Anhaltende Müdigkeit
Chronische Erschöpfung trotz ausreichend Schlaf ist häufig Folge von Eisen-, Folsäure-, Vitamin-B12- oder Vitamin-D-Mangel – allesamt typische Mangelzustände bei Zöliakie.
Eisenmangel / Anämie
Blässe, Schwäche, Leistungsabfall oder Kurzatmigkeit – ungeklärte Eisenmangelanämie ohne andere Ursache ist eines der häufigsten Erstsymptome bei Erwachsenen mit Zöliakie.
Hautausschlag (DH)
Juckende, blasige Hautveränderungen an Ellbogen, Knien, Gesäß oder Kopfhaut können auf Dermatitis herpetiformis hinweisen – eine Zöliakie-Sonderform mit Hautmanifestation.
Gastrointestinale Symptome
Die klassischen Darm-Symptome entstehen durch die Entzündung und Zottenatrophie im Dünndarm, die die Resorptionsfläche verringert und die Nährstoffaufnahme stört.

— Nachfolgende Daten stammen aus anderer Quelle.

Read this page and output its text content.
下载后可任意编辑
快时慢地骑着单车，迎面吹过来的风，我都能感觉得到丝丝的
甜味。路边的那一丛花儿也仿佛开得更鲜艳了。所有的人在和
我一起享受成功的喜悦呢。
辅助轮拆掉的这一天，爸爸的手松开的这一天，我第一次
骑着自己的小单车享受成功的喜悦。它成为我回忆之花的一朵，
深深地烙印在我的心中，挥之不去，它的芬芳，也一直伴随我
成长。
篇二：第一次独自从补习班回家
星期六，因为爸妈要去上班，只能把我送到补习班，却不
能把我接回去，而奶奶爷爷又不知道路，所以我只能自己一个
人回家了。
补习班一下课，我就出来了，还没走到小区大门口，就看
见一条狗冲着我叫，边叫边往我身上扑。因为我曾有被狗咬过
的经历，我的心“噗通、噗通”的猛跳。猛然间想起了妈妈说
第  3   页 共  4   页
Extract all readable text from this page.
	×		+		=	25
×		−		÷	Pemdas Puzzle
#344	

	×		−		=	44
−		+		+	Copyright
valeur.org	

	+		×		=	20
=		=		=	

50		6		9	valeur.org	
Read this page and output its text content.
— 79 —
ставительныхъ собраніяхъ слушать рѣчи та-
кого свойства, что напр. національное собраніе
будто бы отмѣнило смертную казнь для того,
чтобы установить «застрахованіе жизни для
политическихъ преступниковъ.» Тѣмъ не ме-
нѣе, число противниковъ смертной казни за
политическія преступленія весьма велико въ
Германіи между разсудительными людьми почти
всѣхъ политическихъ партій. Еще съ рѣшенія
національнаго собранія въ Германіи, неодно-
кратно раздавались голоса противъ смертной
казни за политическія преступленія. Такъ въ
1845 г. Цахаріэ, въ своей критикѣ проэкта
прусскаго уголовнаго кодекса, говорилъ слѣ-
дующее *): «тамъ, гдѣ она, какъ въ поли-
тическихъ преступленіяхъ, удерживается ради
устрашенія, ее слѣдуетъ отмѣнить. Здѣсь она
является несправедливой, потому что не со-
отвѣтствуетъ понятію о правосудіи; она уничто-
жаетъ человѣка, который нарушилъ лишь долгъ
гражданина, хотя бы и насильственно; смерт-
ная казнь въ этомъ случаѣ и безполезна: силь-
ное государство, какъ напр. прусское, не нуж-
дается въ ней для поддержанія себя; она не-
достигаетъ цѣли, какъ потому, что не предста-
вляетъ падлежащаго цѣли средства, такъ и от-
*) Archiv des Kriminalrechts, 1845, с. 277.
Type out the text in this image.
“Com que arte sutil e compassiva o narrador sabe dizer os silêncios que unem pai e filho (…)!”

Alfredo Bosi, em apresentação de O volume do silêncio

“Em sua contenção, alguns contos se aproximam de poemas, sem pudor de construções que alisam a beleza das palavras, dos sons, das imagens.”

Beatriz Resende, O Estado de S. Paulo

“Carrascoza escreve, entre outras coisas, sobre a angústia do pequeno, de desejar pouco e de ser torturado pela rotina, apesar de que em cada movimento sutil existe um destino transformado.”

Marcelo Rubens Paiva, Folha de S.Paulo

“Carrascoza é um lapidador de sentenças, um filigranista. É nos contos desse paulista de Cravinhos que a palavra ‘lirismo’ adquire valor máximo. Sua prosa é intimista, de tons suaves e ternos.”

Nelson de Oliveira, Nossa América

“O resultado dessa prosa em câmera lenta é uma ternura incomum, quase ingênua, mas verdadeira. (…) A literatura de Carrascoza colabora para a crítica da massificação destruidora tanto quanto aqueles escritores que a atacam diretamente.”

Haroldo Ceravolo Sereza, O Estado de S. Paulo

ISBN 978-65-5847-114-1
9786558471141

Sie sind jedoch nicht bei allen Betroffenen vorhanden.
- Chronische Durchfälle (oft morgens nach dem Frühstück)
- Fettstuhl (Steatorrhoe) – fettiger, voluminöser Stuhl
- Blähungen, Meteorismus, aufgetriebener Bauch
- Krampfartige Bauchschmerzen
- Übelkeit, gelegentliches Erbrechen
- Ungewollter Gewichtsverlust
- Verstopfung statt Durchfall (v.a. bei Erwachsenen)
- Appetitlosigkeit
- Erhöhte Leberwerte (Transaminasen) ohne andere Ursache
- Aphthöse Stomatitis (wiederkehrende Mundschleimhaut-Geschwüre)
- Reflux-ähnliche Beschwerden
- Zungenentzündung (Glossitis)
Extraintestinale Symptome – Zöliakie weit über den Darm hinaus
Bei einem großen Teil der Betroffenen – besonders bei Erwachsenen – stehen nicht die Darmbeschwerden, sondern Mangelzustände und Symptome anderer Organe im Vordergrund. Diese werden oft jahrelang nicht mit Zöliakie in Verbindung gebracht.
Blut & Knochen
Eisenmangel-Anämie · Folsäuremangel · Vitamin-B12-Mangel · Osteoporose / Osteopenie (Calciummangel) · Erhöhte Knochenbruchneigung · Vitamin-D-Mangel
Neurologie & Psyche
Periphere Neuropathie (Kribbeln, Taubheit in Händen/Füßen) · Ataxie (Gleichgewichtsstörungen) · Depression · Angststörungen · Konzentrationsprobleme · Kopfschmerzen / Migräne
Haut, Haare, Zähne
Dermatitis herpetiformis (s. u.) · Haarausfall (Alopezie) · Zahnschmelzdefekte (spez. Muster) · Glasige, fleckige Verfärbungen der Dauerzähne · Aphthöse Geschwüre
Leber & Hormonsystem
Erhöhte Leberenzyme (oft einziger Befund) · Autoimmune Thyreoiditis (Hashimoto) gehäuft · Fruchtbarkeitsstörungen · Zyklusunregelmäßigkeiten · Wiederkehrende Fehlgeburten
Wachstum & Entwicklung
Kleinwuchs bei Kindern · Verzögerte Pubertät · Untergewicht trotz normaler Nahrungsaufnahme · Muskelschwäche · Verzögerte motorische Entwicklung
Weitere Assoziationen
Diabetes mellitus Typ 1 (gehäuft) · Selektiver IgA-Mangel · Down-Syndrom (bis 16 % Zöliakie-Prävalenz) · Turner-Syndrom · Williams-Beuren-Syndrom
Symptome bei Kindern
Bei Kindern manifestiert sich Zöliakie häufig anders als bei Erwachsenen. Die klassischen Symptome treten meist auf, wenn glutenhaltige Beikost eingeführt wird (ab dem 6. Monat), können sich aber über Monate schleichend entwickeln.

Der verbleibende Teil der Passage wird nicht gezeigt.